No mesmo artigo Saviani apresenta uma constatação importante de Florestan que foi seu aguçado senso de propaganda. Entendia que a comunicação era fundamental no processo de defesa das teses desenvolvidas no espaço universitário. Florestan publicou inúmeros artigos em jornais, colunas semanais onde defendia com lucidez suas teses. Saviani recupera que, no primeiro artigo publicado em 1946, Florestan deixa evidente sua esperança na educação: “Está mais do que patente que não sairemos do marasmo econômico e político sem transformarmos, de forma profunda e geral, o nosso sistema de ensino”.

Com esse imperativo como norte para a superação das desigualdades, Florestan se pôs a campo e não parou sua luta por mais de 50 anos ininterruptos. Foi um dos principais ativistas do movimento nacional lançado em 1959, intitulado “Campanha em Defesa da Escola Pública”, o tema central era a aprovação da Lei de Diretrizes e Bases da Educação Nacional. Se engajou na defesa de pautas mais radicais como: – Defesa da Escola Única, Educação Infantil, Ensino Fundamental e Ensino Médio conjugado com a Educação Profissional; Escolaridade maior para os setores carentes da sociedade; Eleição para diretores por votação de educadores, pais e estudantes, visando mais autonomia na gestão escolar – Inclusão de Piso Salarial Profissional na LDB.

Professor Saviani relata que, no afã de avançar a proposta, Florestan percorreu não só o estado de São Paulo mas esteve palestrando em muitos estados, participou de congressos educacionais. A disputa sobre os rumos da votação da referida lei levou os setores ligados ao ensino religioso e educação privada a garantir que o deputado Carlos Lacerda apresentasse um substitutivo geral que acabou aprovado. Tal processo serviu para Florestan atuar ainda mais intensamente na pesquisa mas também nas disputas de rumos políticos. Contribuiu nos debates da reforma universitária e por conta de suas conhecidas posições em defesa do socialismo com referencia no marxismo foi perseguido e exilado em 1969, em função da ditadura civil/militar e o famigerado Ato Institucional número 5 (AI-5).
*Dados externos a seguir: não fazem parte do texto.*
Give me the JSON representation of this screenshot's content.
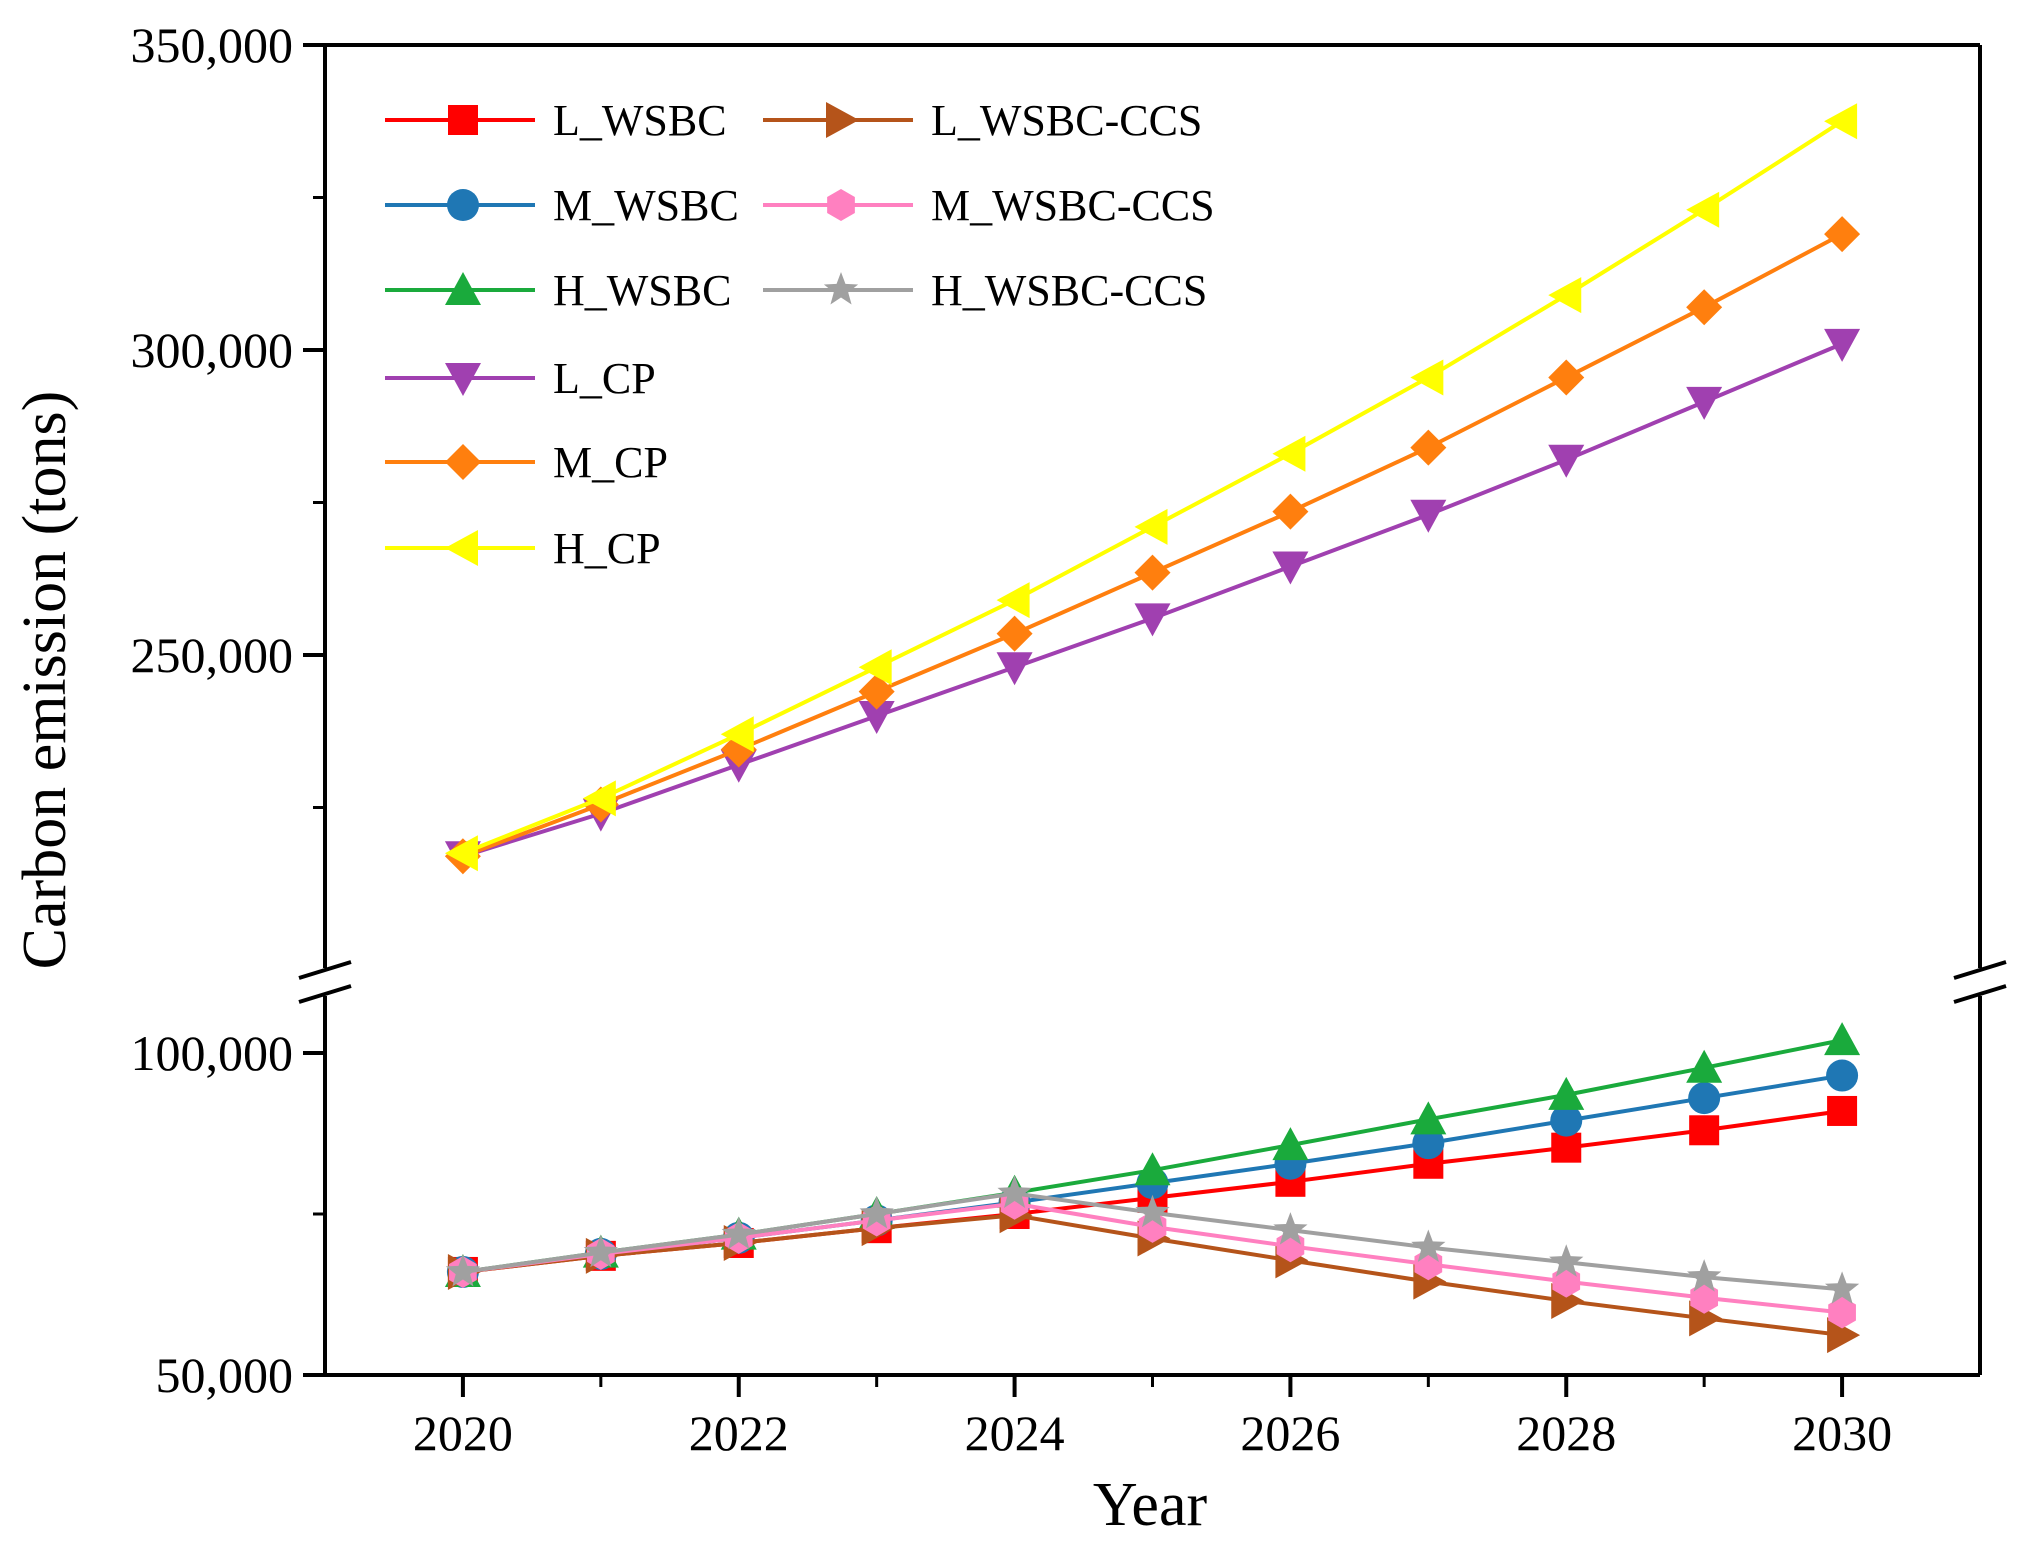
{
  "chart_data": {
    "type": "line",
    "title": "",
    "xlabel": "Year",
    "ylabel": "Carbon emission (tons)",
    "broken_y_axis": true,
    "y_break_between": [
      100000,
      200000
    ],
    "upper_segment_ylim": [
      200000,
      350000
    ],
    "lower_segment_ylim": [
      50000,
      105000
    ],
    "xlim": [
      2019,
      2031
    ],
    "x_ticks": [
      2020,
      2022,
      2024,
      2026,
      2028,
      2030
    ],
    "x_tick_labels": [
      "2020",
      "2022",
      "2024",
      "2026",
      "2028",
      "2030"
    ],
    "y_ticks": [
      50000,
      100000,
      250000,
      300000,
      350000
    ],
    "y_tick_labels": [
      "50,000",
      "100,000",
      "250,000",
      "300,000",
      "350,000"
    ],
    "y_minor_ticks": [
      75000,
      225000,
      275000,
      325000
    ],
    "grid": false,
    "legend_position": "top-left",
    "x": [
      2020,
      2021,
      2022,
      2023,
      2024,
      2025,
      2026,
      2027,
      2028,
      2029,
      2030
    ],
    "series": [
      {
        "name": "L_WSBC",
        "color": "#ff0000",
        "marker": "square",
        "values": [
          66000,
          68500,
          70500,
          72800,
          75000,
          77500,
          80000,
          82800,
          85300,
          88000,
          91000
        ]
      },
      {
        "name": "L_WSBC-CCS",
        "color": "#b5541a",
        "marker": "triangle-right",
        "values": [
          66000,
          68500,
          70500,
          72800,
          74800,
          71200,
          67800,
          64500,
          61500,
          58800,
          56200
        ]
      },
      {
        "name": "M_WSBC",
        "color": "#1f77b4",
        "marker": "circle",
        "values": [
          66000,
          68800,
          71300,
          74000,
          76800,
          79800,
          82800,
          86000,
          89500,
          93000,
          96500
        ]
      },
      {
        "name": "M_WSBC-CCS",
        "color": "#ff80c0",
        "marker": "hexagon",
        "values": [
          66000,
          68800,
          71300,
          74000,
          76600,
          73000,
          70000,
          67200,
          64500,
          62000,
          59700
        ]
      },
      {
        "name": "H_WSBC",
        "color": "#1aaa3c",
        "marker": "triangle-up",
        "values": [
          66000,
          69000,
          71800,
          75000,
          78300,
          81800,
          85700,
          89700,
          93500,
          97700,
          102000
        ]
      },
      {
        "name": "H_WSBC-CCS",
        "color": "#a0a0a0",
        "marker": "star",
        "values": [
          66000,
          69000,
          71800,
          75000,
          78200,
          75200,
          72500,
          69800,
          67500,
          65200,
          63300
        ]
      },
      {
        "name": "L_CP",
        "color": "#a040b0",
        "marker": "triangle-down",
        "values": [
          217000,
          224000,
          232000,
          240000,
          248000,
          256000,
          264500,
          273000,
          282000,
          291500,
          301000
        ]
      },
      {
        "name": "M_CP",
        "color": "#ff7f0e",
        "marker": "diamond",
        "values": [
          217000,
          225500,
          234500,
          244000,
          253500,
          263500,
          273500,
          284000,
          295500,
          307000,
          319000
        ]
      },
      {
        "name": "H_CP",
        "color": "#ffff00",
        "marker": "triangle-left",
        "values": [
          217500,
          226500,
          237000,
          248000,
          259000,
          271000,
          283000,
          295500,
          309000,
          323000,
          337500
        ]
      }
    ]
  }
}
No exílio lecionou na Universidade de Toronto no Canadá. De volta ao Brasil, aposentado compulsoriamente da USP pela ditadura, passou a lecionar na PUC-SP e continuou intensa luta tanto na pesquisa como na disputa política. Foi assim que concluiu sua longa e profícua trajetória sendo eleito deputado federal por dois mandatos pelo Partido dos Trabalhadores. Como constituinte, pode se dedicar ao tema da educação tanto na própria constituinte como na formulação da nova LDB, que foi aprovada após seu falecimento, infelizmente sem os avanços defendidos por Florestan. A defesa intransigente de uma educação pública, laica e de qualidade para todos era entendida por Florestan como a necessidade para os avanços que uma sociedade democrática exige.

Portanto, a atualidade do pensamento e da coerência deste intelectual que jamais abriu mão de sua origem de classe torna-se uma necessidade na atual conjuntura brasileira. As lutas contra o autoritarismo, a submissão imperialista, a superexploração da classe trabalhadora presente no atual governo Bolsonaro, faz das reflexões em mais de 50 publicações, palestras, artigos de Florestan uma bússola para as reflexões e ações necessárias para as superações por ele sonhadas. Portanto, para realizarmos a boa luta que esse tempo exige, estudemos as contribuições do grande brasileiro, Florestan!